How Can You Find a Senior Money Management Program?
Many elder assistance agencies have Money Management Programs available to the seniors they serve. Your local Area Agency on Aging (AAA) is a great place to start your search. Most of these services are free or very low cost and staffed by volunteers. Locate the agency near you through our State Resources page.
AARP has a free Money Management Program available to its members over 60 who live in New York City.
Private companies also offer this financial service for seniors. The price varies and can range from $25 to $100 per hour. Typically, most seniors will need about four hours of services per month, but it could be more depending on the activities required and the complexity of the senior’s financial situation.
To begin your investigations, ask your family and friends for referrals. If they have had good experiences with a specific Senior Money Management Program, it may be worth looking into.

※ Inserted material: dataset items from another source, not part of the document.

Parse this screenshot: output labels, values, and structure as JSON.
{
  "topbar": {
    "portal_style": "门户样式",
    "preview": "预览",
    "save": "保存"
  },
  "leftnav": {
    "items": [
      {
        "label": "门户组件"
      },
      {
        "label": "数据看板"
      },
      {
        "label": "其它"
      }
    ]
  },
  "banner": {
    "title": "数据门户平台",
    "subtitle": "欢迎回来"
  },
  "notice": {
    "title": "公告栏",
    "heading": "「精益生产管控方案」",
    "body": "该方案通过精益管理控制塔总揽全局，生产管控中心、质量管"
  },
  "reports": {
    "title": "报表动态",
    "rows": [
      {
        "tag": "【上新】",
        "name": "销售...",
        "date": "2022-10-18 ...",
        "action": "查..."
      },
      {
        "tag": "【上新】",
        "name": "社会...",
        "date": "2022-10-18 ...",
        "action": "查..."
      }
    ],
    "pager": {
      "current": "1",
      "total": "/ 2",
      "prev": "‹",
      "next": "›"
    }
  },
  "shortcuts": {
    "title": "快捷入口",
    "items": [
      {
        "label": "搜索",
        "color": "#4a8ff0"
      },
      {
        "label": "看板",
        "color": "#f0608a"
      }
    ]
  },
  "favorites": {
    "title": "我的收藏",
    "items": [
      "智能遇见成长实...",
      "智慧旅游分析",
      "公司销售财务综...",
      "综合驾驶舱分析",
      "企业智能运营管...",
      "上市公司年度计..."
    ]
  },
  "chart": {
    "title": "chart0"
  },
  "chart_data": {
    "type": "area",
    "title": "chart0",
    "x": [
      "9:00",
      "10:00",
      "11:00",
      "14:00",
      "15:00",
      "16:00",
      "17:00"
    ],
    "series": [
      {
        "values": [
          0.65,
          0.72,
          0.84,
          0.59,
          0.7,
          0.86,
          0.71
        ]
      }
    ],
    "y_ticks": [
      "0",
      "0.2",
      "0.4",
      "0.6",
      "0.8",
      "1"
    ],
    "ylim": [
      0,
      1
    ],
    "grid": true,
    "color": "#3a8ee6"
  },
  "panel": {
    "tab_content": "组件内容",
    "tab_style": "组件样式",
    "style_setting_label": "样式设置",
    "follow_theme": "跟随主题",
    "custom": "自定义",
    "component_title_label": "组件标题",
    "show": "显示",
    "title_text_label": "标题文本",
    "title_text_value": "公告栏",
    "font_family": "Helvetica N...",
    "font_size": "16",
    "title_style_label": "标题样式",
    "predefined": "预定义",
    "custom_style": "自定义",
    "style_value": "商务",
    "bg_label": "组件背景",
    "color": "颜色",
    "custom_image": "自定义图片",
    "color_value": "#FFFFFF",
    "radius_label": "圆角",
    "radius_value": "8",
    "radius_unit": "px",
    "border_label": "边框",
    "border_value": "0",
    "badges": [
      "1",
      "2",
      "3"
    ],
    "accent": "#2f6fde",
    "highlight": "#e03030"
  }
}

You can contact the American Association of Daily Money Managers (AADMM). This agency can give you local referrals for daily money managers. AADMM has a voluntary certification program, which can help you determine whether a person is qualified or not to handle this financial responsibility. The AADMM also has information on Standards of Practice and Code of Conduct that you should be familiar with, so you know what to expect from a money manager.
Once you have several candidates, interview them. Ask about fees, services, experience, and insurance coverage. Senior Money Management Programs should have some insurance coverage. Check what type of insurance the program has and whether it has been bonded. You could also ask for a list of current or previous clients which you can call and ask about their satisfaction with the money manager’s service.
Precautions to Take When Looking for Help
Be very wary of potential financial abuse. You might be surprised at who is most likely to financial abuse an elder.
Whether you choose a non-profit or private program, remember, the daily money manager will have access to confidential financial information. Neither the state nor federal government regulates Senior Money Management Programs. So it’s up to you to do your due diligence before allowing someone to access financials. There is always a chance that this information could be exploited. An unscrupulous money manager can cause more harm than good when it comes to a senior’s finances.
It would be best if you took some sensible precautions when letting someone handle your financials. For example, if the money manager will be paying bills, allow access to a checking account but limit the amount of money in that account. This way, if a dishonest individual drains the account, not all is lost.
Another precaution is to have the senior sign every check if physically possible. Following these precautions might reduce but not eliminate fraud if you let the bank know to keep an eye out for forgeries. Even though the money manager reviews the bank statements, you might also want to review these financial documents periodically. If the daily money manager gives you excuses rather than access, terminate the contract immediately.
Senior Money Management Programs are another caretaking service designed to help seniors remain independent longer. Hiring a daily money manager reduces the burden on family caregivers. However, it is still the caretaker’s responsibility to oversee the money manager’s work and periodically check bank statements for fraud.